Re: Naturally Diaspora Jews have far greater stake in Israel survival (China "survival" is not an issue, is it <ggg>)
Indeed China's survival is not an issue for the forseeable future... Besides, although the Chinese were outrageously persecuted by the Japanese military during WWII, they don't sermonize the whole of humankind with "Holocaust" or the uniqueness of the Chinese's history... They were not granted a Nuremberg show-trial in the aftermath of WWII and yet, they didn't ask emperor Akihito of Japan to pay homage to some Yad Vashem of their own... (*)
At least, the fact that the Chinese people are not obsessed with their survival makes for healthier, matter-of-fact relationships with other countries/peoples. The Chinese can't hide the true motives of their political strategies behind a smoke screen of anti-Chinese scapegoating...
(*) NICHOLAS D. KRISTOF, "Burying the Past: War Guilt Haunts Japan," New York Times, November 30, 1998
TOKYO -- Just last month, Japan had seemed to be making major progress in laying World War II to rest, forthrightly apologizing to South Koreans for its behavior and receiving something of an absolution from the visiting Korean president.
Then President Jiang Zemin of China arrived on the first visit ever by a Chinese head of state and asked for a similar apology. And suddenly, like a forgotten old jack-in-the-box, history leaped out of the past to roil the present and future.
Japanese Prime Minister Keizo Obuchi offered Jiang the traditional welcome gift -- a statement of "deep remorse" for Japan's war-time conduct -- but Jiang wanted an actual formal written apology. And Japan refused. [...]

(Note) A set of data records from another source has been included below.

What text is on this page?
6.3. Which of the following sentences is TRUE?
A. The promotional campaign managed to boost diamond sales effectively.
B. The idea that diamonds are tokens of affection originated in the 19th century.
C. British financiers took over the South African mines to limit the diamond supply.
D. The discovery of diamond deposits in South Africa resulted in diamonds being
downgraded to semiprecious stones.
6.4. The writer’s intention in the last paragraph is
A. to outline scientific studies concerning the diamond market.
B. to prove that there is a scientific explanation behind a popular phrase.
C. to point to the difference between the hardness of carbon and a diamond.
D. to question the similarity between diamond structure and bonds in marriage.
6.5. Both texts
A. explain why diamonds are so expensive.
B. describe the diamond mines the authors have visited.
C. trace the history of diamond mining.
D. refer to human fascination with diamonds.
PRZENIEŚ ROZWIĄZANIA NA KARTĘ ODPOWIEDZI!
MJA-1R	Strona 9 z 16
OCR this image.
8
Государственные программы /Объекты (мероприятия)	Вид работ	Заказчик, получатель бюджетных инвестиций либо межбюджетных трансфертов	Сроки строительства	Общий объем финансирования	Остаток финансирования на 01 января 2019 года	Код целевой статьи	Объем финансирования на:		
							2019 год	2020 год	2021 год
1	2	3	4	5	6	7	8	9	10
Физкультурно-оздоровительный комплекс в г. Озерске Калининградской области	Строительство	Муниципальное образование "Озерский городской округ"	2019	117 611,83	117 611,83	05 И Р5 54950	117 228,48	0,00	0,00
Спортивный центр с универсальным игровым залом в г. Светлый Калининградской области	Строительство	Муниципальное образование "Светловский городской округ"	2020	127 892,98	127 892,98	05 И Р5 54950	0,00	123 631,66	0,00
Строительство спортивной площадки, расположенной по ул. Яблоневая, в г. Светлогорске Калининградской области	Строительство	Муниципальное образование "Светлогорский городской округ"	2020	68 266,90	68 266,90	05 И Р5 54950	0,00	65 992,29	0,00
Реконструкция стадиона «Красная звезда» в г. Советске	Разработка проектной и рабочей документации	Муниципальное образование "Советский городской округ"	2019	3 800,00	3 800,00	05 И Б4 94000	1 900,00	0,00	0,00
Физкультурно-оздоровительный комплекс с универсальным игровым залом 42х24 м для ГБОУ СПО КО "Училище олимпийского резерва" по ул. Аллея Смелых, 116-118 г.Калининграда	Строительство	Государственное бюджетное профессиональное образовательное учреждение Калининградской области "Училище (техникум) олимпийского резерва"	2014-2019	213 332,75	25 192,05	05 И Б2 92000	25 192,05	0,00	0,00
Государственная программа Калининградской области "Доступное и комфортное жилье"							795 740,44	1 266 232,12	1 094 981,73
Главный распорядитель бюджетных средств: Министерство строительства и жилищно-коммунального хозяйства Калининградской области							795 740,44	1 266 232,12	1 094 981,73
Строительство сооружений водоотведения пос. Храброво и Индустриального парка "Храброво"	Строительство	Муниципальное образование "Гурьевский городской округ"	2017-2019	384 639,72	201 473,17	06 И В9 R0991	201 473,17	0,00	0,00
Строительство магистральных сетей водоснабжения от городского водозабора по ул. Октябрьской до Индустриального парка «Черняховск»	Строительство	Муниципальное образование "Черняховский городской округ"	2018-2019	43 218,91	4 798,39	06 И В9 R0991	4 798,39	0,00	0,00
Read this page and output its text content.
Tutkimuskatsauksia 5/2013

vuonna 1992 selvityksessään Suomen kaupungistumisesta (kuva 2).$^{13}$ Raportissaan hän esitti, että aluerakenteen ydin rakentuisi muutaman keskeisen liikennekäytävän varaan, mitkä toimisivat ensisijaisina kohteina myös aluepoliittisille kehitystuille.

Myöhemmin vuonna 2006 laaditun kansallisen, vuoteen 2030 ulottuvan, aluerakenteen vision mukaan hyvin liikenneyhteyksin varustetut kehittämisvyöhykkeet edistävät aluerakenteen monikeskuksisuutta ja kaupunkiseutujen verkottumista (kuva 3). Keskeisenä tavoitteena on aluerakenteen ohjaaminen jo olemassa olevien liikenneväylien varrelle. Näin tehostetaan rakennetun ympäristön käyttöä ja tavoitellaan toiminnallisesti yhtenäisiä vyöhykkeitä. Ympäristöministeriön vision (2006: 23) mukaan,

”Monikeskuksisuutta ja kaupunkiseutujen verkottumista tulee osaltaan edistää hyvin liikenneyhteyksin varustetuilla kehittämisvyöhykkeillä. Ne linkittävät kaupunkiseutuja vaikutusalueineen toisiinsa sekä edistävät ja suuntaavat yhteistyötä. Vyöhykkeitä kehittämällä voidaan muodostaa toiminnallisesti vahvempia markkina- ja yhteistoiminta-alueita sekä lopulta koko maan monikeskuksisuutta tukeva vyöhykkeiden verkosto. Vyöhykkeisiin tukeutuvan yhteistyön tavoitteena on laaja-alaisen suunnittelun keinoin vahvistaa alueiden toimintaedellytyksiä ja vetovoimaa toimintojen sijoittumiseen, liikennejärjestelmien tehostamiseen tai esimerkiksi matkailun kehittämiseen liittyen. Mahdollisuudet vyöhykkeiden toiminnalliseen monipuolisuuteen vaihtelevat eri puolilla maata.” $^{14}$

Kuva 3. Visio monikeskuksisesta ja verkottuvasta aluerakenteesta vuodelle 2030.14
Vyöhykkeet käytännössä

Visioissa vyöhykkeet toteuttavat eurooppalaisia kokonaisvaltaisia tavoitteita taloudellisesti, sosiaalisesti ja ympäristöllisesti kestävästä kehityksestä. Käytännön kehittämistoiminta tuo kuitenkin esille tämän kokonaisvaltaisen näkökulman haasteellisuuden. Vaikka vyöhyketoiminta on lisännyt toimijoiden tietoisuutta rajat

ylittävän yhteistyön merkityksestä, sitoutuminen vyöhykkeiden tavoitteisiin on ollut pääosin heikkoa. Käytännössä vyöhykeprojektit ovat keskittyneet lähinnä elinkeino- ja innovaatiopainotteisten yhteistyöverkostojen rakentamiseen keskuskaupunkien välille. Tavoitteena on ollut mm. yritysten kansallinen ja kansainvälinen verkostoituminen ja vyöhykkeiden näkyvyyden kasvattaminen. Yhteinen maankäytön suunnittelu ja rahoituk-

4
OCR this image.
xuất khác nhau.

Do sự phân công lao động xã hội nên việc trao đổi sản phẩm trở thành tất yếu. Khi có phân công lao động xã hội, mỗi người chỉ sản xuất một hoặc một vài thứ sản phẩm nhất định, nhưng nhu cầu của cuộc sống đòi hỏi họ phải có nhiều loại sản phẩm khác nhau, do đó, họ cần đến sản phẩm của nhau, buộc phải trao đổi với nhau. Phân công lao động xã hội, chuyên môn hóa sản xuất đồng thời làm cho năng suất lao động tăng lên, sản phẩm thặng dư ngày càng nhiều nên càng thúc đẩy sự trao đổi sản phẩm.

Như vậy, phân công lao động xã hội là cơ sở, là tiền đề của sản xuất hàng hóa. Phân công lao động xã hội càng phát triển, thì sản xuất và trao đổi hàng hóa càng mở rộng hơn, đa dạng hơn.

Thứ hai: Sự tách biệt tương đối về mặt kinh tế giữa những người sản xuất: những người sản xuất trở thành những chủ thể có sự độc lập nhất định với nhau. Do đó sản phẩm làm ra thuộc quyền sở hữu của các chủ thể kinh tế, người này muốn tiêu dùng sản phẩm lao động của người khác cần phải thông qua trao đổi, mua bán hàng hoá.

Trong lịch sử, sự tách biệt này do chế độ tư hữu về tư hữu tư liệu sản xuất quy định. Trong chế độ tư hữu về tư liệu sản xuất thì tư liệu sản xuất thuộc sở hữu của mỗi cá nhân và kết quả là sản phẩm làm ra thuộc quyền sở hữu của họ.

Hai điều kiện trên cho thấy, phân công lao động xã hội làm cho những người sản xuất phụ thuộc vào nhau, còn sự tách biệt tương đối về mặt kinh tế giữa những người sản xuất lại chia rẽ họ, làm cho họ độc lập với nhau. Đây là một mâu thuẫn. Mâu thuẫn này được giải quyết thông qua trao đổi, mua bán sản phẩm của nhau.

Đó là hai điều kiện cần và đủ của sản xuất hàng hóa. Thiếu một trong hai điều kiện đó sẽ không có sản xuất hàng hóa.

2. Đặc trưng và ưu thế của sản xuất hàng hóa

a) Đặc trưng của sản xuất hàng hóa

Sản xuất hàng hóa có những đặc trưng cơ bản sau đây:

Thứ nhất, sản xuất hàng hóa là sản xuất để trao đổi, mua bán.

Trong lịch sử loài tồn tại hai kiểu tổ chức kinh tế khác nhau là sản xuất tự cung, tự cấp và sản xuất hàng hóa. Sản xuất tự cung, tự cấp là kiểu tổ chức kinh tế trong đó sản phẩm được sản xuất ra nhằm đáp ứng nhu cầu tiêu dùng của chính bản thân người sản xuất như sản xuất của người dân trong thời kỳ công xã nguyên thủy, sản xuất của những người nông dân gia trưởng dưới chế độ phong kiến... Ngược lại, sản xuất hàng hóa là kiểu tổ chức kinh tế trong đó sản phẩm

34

To Chinese, Japan's reluctance to apologize formally suggests a dark ambivalence about one of the bloodiest invasions in human history. Many Chinese are honestly fearful of Japan's long-run intentions, and some passionately warn Americans not to be fooled by a Japan that they believe is itching to rise up in arms again. Chinese are outraged when Japanese officials periodically suggest that the Rape of Nanking -- in which Japanese troops massacred as many as 200,000 Chinese in 1937 -- was much ado about nothing or that Japan was not an aggressor in the war.